Dow Jones surveys sustainability leaders from each industry on a global and regional level, and bases the rankings on an analysis of corporate governance, risk management, climate change mitigation, supply chain standards, corporate citizenship, stakeholder engagement and labor practices.

CN's sustainability achievements include fuel efficiency — the Class I uses 15 percent less fuel per gross ton-mile than the rail industry average — and its EcoConnexions From the Ground Up program that aims to engage communities by sponsoring tree-planting projects, CN officials said in a press release.

"We are committed to building on what we have achieved to minimize our impact on the environment, while providing cleaner, more sustainable transportation modes to our customers," said CN President and Chief Executive Officer Claude Mongeau.
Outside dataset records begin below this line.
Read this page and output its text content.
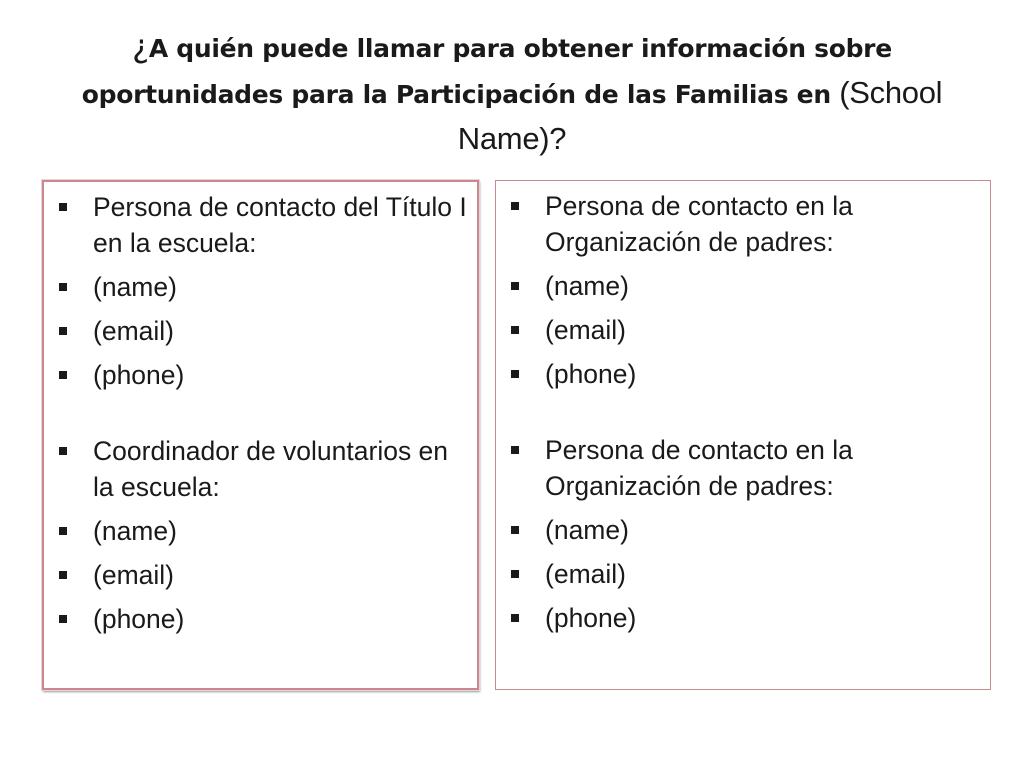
¿A quién puede llamar para obtener información sobre oportunidades para la Participación de las Familias en (School Name)?
Persona de contacto del Título I en la escuela:
(name)
(email)
(phone)
Coordinador de voluntarios en la escuela:
(name)
(email)
(phone)
Persona de contacto en la Organización de padres:
(name)
(email)
(phone)
Persona de contacto en la Organización de padres:
(name)
(email)
(phone)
Also yesterday, Union Pacific Railroad announced that its police and security team recently earned accreditation from the Commission on Accreditation for Law Enforcement Agencies Inc. (CALEA). Currently, only 17 percent of U.S. law enforcement agencies have earned the accreditation, UP officials said in a press release.
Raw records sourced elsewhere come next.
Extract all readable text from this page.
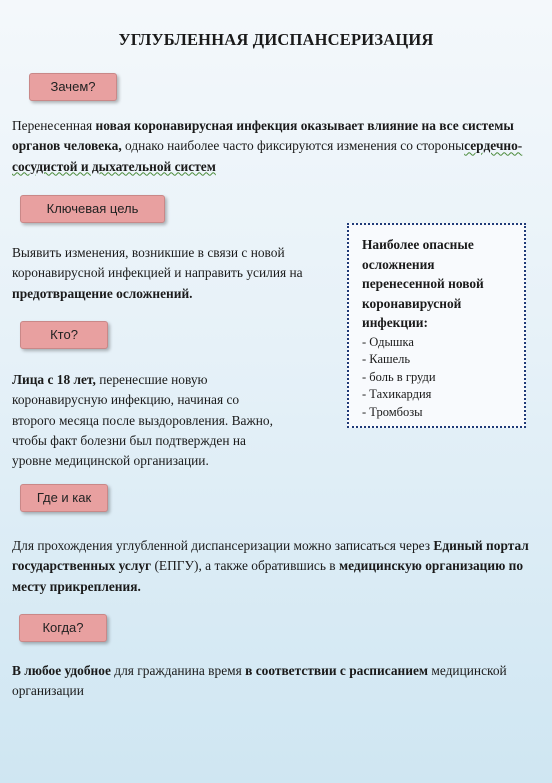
УГЛУБЛЕННАЯ ДИСПАНСЕРИЗАЦИЯ
Зачем?
Перенесенная новая коронавирусная инфекция оказывает влияние на все системы органов человека, однако наиболее часто фиксируются изменения со сторонысердечно-сосудистой и дыхательной систем
Ключевая цель
Выявить изменения, возникшие в связи с новой коронавирусной инфекцией и направить усилия на предотвращение осложнений.
Кто?
Лица с 18 лет, перенесшие новую коронавирусную инфекцию, начиная со второго месяца после выздоровления. Важно, чтобы факт болезни был подтвержден на уровне медицинской организации.
Наиболее опасные осложнения перенесенной новой коронавирусной инфекции:
- Одышка
- Кашель
- боль в груди
- Тахикардия
- Тромбозы
Где и как
Для прохождения углубленной диспансеризации можно записаться через Единый портал государственных услуг (ЕПГУ), а также обратившись в медицинскую организацию по месту прикрепления.
Когда?
В любое удобное для гражданина время в соответствии с расписанием медицинской организации
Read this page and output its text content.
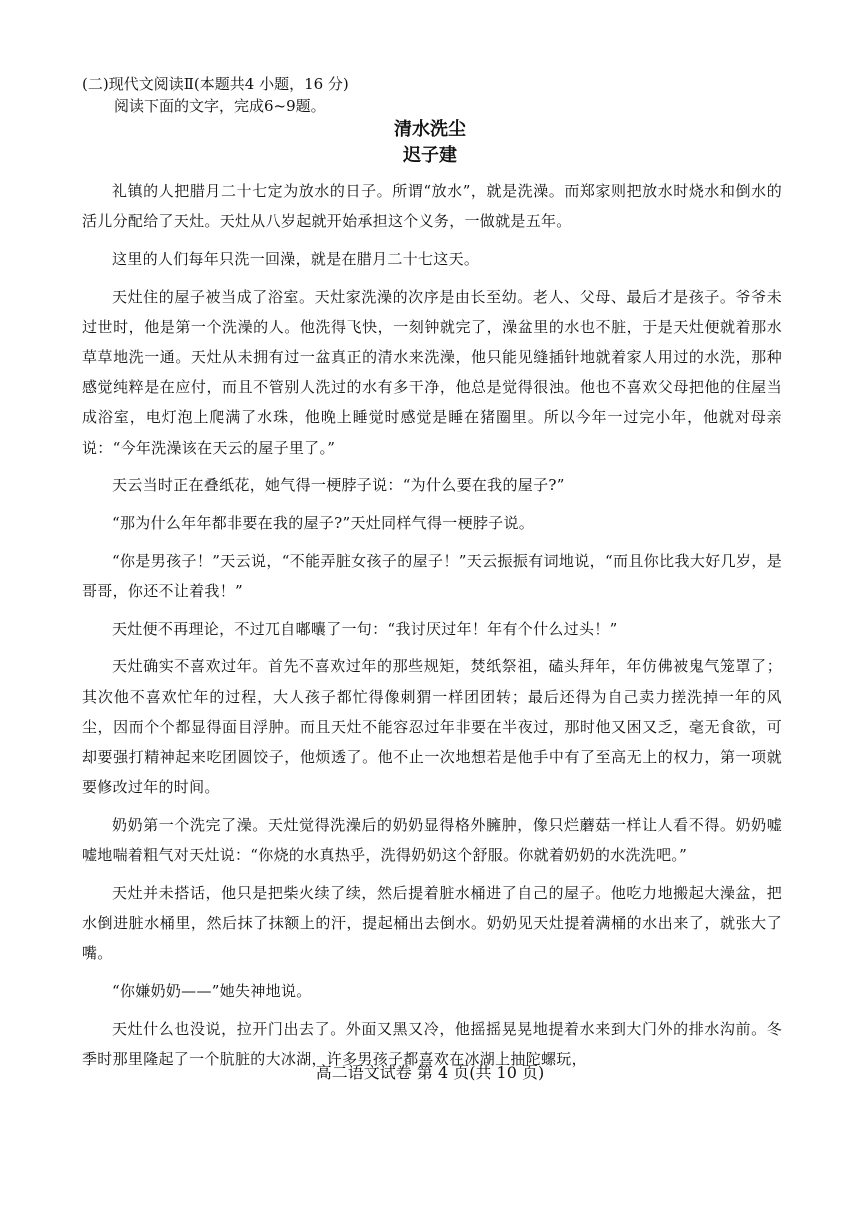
(二)现代文阅读Ⅱ(本题共4 小题，16 分)
阅读下面的文字，完成6~9题。
清水洗尘
迟子建

礼镇的人把腊月二十七定为放水的日子。所谓“放水”，就是洗澡。而郑家则把放水时烧水和倒水的活儿分配给了天灶。天灶从八岁起就开始承担这个义务，一做就是五年。

这里的人们每年只洗一回澡，就是在腊月二十七这天。

天灶住的屋子被当成了浴室。天灶家洗澡的次序是由长至幼。老人、父母、最后才是孩子。爷爷未过世时，他是第一个洗澡的人。他洗得飞快，一刻钟就完了，澡盆里的水也不脏，于是天灶便就着那水草草地洗一通。天灶从未拥有过一盆真正的清水来洗澡，他只能见缝插针地就着家人用过的水洗，那种感觉纯粹是在应付，而且不管别人洗过的水有多干净，他总是觉得很浊。他也不喜欢父母把他的住屋当成浴室，电灯泡上爬满了水珠，他晚上睡觉时感觉是睡在猪圈里。所以今年一过完小年，他就对母亲说：“今年洗澡该在天云的屋子里了。”

天云当时正在叠纸花，她气得一梗脖子说：“为什么要在我的屋子?”

“那为什么年年都非要在我的屋子?”天灶同样气得一梗脖子说。

“你是男孩子！”天云说，“不能弄脏女孩子的屋子！”天云振振有词地说，“而且你比我大好几岁，是哥哥，你还不让着我！”

天灶便不再理论，不过兀自嘟囔了一句：“我讨厌过年！年有个什么过头！”

天灶确实不喜欢过年。首先不喜欢过年的那些规矩，焚纸祭祖，磕头拜年，年仿佛被鬼气笼罩了；其次他不喜欢忙年的过程，大人孩子都忙得像刺猬一样团团转；最后还得为自己卖力搓洗掉一年的风尘，因而个个都显得面目浮肿。而且天灶不能容忍过年非要在半夜过，那时他又困又乏，毫无食欲，可却要强打精神起来吃团圆饺子，他烦透了。他不止一次地想若是他手中有了至高无上的权力，第一项就要修改过年的时间。

奶奶第一个洗完了澡。天灶觉得洗澡后的奶奶显得格外臃肿，像只烂蘑菇一样让人看不得。奶奶嘘嘘地喘着粗气对天灶说：“你烧的水真热乎，洗得奶奶这个舒服。你就着奶奶的水洗洗吧。”

天灶并未搭话，他只是把柴火续了续，然后提着脏水桶进了自己的屋子。他吃力地搬起大澡盆，把水倒进脏水桶里，然后抹了抹额上的汗，提起桶出去倒水。奶奶见天灶提着满桶的水出来了，就张大了嘴。

“你嫌奶奶——”她失神地说。

天灶什么也没说，拉开门出去了。外面又黑又冷，他摇摇晃晃地提着水来到大门外的排水沟前。冬季时那里隆起了一个肮脏的大冰湖，许多男孩子都喜欢在冰湖上抽陀螺玩，

高二语文试卷 第 4 页(共 10 页)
CALEA is a systematic process that internally reviews and assesses policies and procedures to meet internationally accepted standards. Since the first CALEA Accreditation Award granted in 1984, the program has become the primary method to voluntarily demonstrate a commitment to excellence in law enforcement.

During the three-year accreditation process, UP's team was required to meet 188 standards. The Class I employs more than 200 special agents who have primary jurisdiction over crimes committed against the railroad.

"The CALEA accreditation process allowed us to reflect on and strengthen departmental processes," said UP Chief of Police Bob Morrison.